Referral help for south-west ambos

AN ambulance referral system that has been trialled in the south-west over the past 12 months will be rolled out statewide next month.

The RefComm system is “staffed by specially trained nurses and paramedics who work with callers to decide what treatment would be best”, Victorian health minister David Davis said.

South-west paramedic Jock O’Connor said the system was “not fool-proof”, but added it seemed to work reasonably well.

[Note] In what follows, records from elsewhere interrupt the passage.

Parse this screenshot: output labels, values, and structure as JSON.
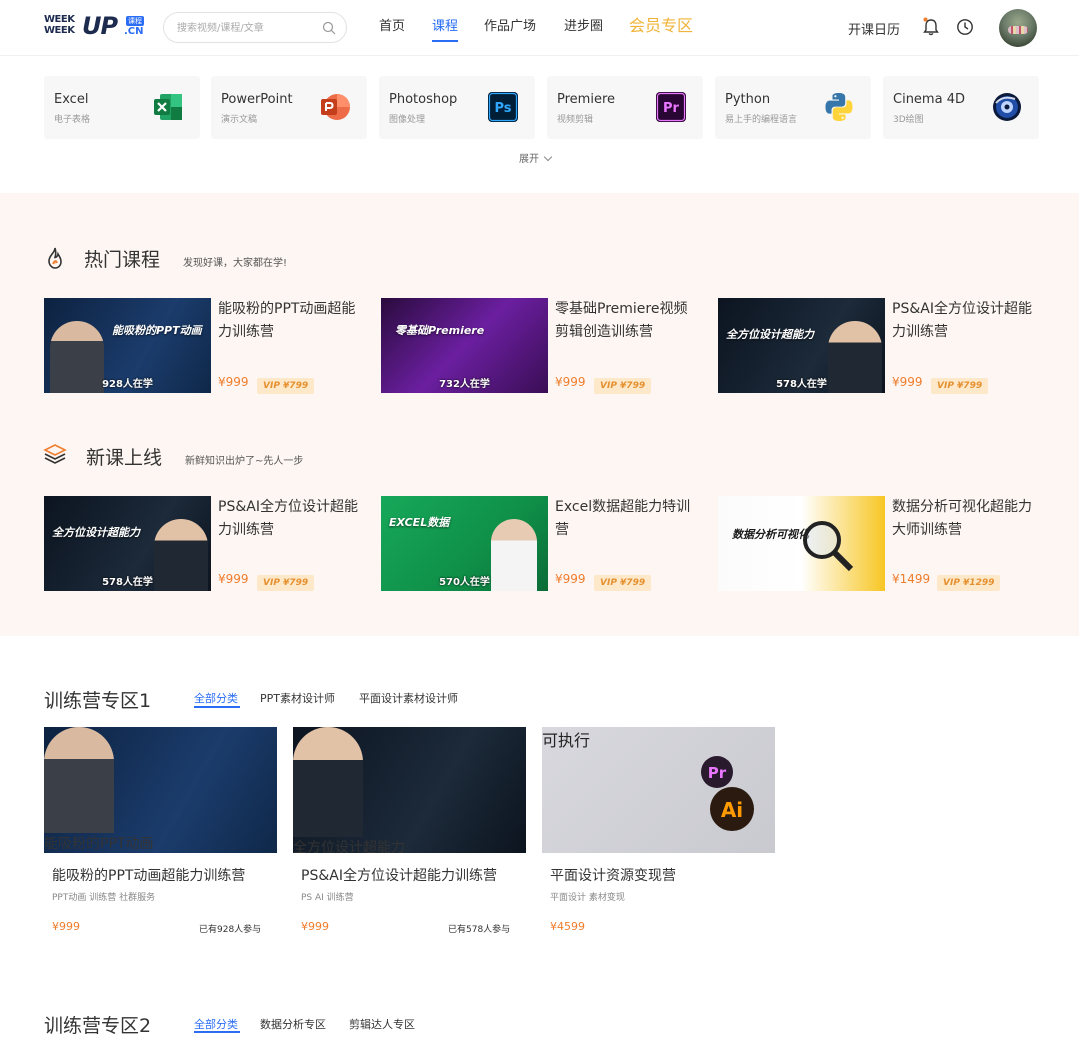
{
  "header": {
    "logo": {
      "line1": "WEEK",
      "line2": "WEEK",
      "up": "UP",
      "badge": "课程",
      "cn": ".CN"
    },
    "search": {
      "placeholder": "搜索视频/课程/文章"
    },
    "nav": [
      {
        "label": "首页",
        "active": false
      },
      {
        "label": "课程",
        "active": true
      },
      {
        "label": "作品广场",
        "active": false
      },
      {
        "label": "进步圈",
        "active": false
      },
      {
        "label": "会员专区",
        "active": false
      }
    ],
    "calendar_label": "开课日历",
    "colors": {
      "accent": "#2a6df4",
      "vip": "#f0b43a",
      "price": "#ef7d2d"
    }
  },
  "categories": [
    {
      "name": "Excel",
      "sub": "电子表格",
      "icon": "excel-icon"
    },
    {
      "name": "PowerPoint",
      "sub": "演示文稿",
      "icon": "powerpoint-icon"
    },
    {
      "name": "Photoshop",
      "sub": "图像处理",
      "icon": "photoshop-icon"
    },
    {
      "name": "Premiere",
      "sub": "视频剪辑",
      "icon": "premiere-icon"
    },
    {
      "name": "Python",
      "sub": "易上手的编程语言",
      "icon": "python-icon"
    },
    {
      "name": "Cinema 4D",
      "sub": "3D绘图",
      "icon": "cinema4d-icon"
    }
  ],
  "expand_label": "展开",
  "hot": {
    "title": "热门课程",
    "sub": "发现好课，大家都在学!",
    "courses": [
      {
        "title": "能吸粉的PPT动画超能力训练营",
        "price": "¥999",
        "vip": "VIP ¥799",
        "count": "928人在学",
        "thumb_text": "能吸粉的PPT动画"
      },
      {
        "title": "零基础Premiere视频剪辑创造训练营",
        "price": "¥999",
        "vip": "VIP ¥799",
        "count": "732人在学",
        "thumb_text": "零基础Premiere"
      },
      {
        "title": "PS&AI全方位设计超能力训练营",
        "price": "¥999",
        "vip": "VIP ¥799",
        "count": "578人在学",
        "thumb_text": "全方位设计超能力"
      }
    ]
  },
  "new": {
    "title": "新课上线",
    "sub": "新鲜知识出炉了~先人一步",
    "courses": [
      {
        "title": "PS&AI全方位设计超能力训练营",
        "price": "¥999",
        "vip": "VIP ¥799",
        "count": "578人在学",
        "thumb_text": "全方位设计超能力"
      },
      {
        "title": "Excel数据超能力特训营",
        "price": "¥999",
        "vip": "VIP ¥799",
        "count": "570人在学",
        "thumb_text": "EXCEL数据"
      },
      {
        "title": "数据分析可视化超能力大师训练营",
        "price": "¥1499",
        "vip": "VIP ¥1299",
        "count": "",
        "thumb_text": "数据分析可视化"
      }
    ]
  },
  "zone1": {
    "title": "训练营专区1",
    "tabs": [
      "全部分类",
      "PPT素材设计师",
      "平面设计素材设计师"
    ],
    "cards": [
      {
        "title": "能吸粉的PPT动画超能力训练营",
        "tags": "PPT动画  训练营  社群服务",
        "price": "¥999",
        "join": "已有928人参与",
        "thumb_text": "能吸粉的PPT动画"
      },
      {
        "title": "PS&AI全方位设计超能力训练营",
        "tags": "PS  AI  训练营",
        "price": "¥999",
        "join": "已有578人参与",
        "thumb_text": "全方位设计超能力"
      },
      {
        "title": "平面设计资源变现营",
        "tags": "平面设计  素材变现",
        "price": "¥4599",
        "join": "",
        "thumb_text": "可执行"
      }
    ]
  },
  "zone2": {
    "title": "训练营专区2",
    "tabs": [
      "全部分类",
      "数据分析专区",
      "剪辑达人专区"
    ]
  }
}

“It’s not a bad system,” Mr O’Connor said. “It does get rid of a bit of our work, although we’re still going to go to a lot of jobs we don’t need to.

“Still, we don’t know what jobs get shunted on — I’m not sure how much they filter out, but they must do a fair bit.”

He said RefComm was “not the full answer” but it appeared to be working.

Mr Davis said the system had been operating in Melbourne for more than a decade and aimed to “ensure that Victorians who called triple-0 for an ambulance would receive the right treatment in the right health setting”.

“Ambulances will be sent to patients with life-threatening conditions — that has not and will not change,” the health minister said.

“But many people request an ambulance for conditions that are not serious or life-threatening, from toothache to head colds and more.

“Suitable patients, whose condition indicate an emergency ambulance may not be necessary, will be referred to alternative options that better match their health needs, including transport by non-emergency ambulance or attendance by locum doctor or nursing service.”

Mr Davis said there were more than 900,000 triple-0 calls to Ambulance Victoria during 2012-13.

“Of those, about 50,000 calls were sent to RefComm, with all referrals following guidelines endorsed by Ambulance Victoria’s Medical Advisory Committee,” he said.

“Approximately 70 per cent of calls managed by RefComm in 2012-13 did not require an emergency ambulance to be dispatched, with patients instead referred to a more appropriate local health service. RefComm prevents unnecessary ambulance, meaning more ambulances and paramedics are available for emergencies.”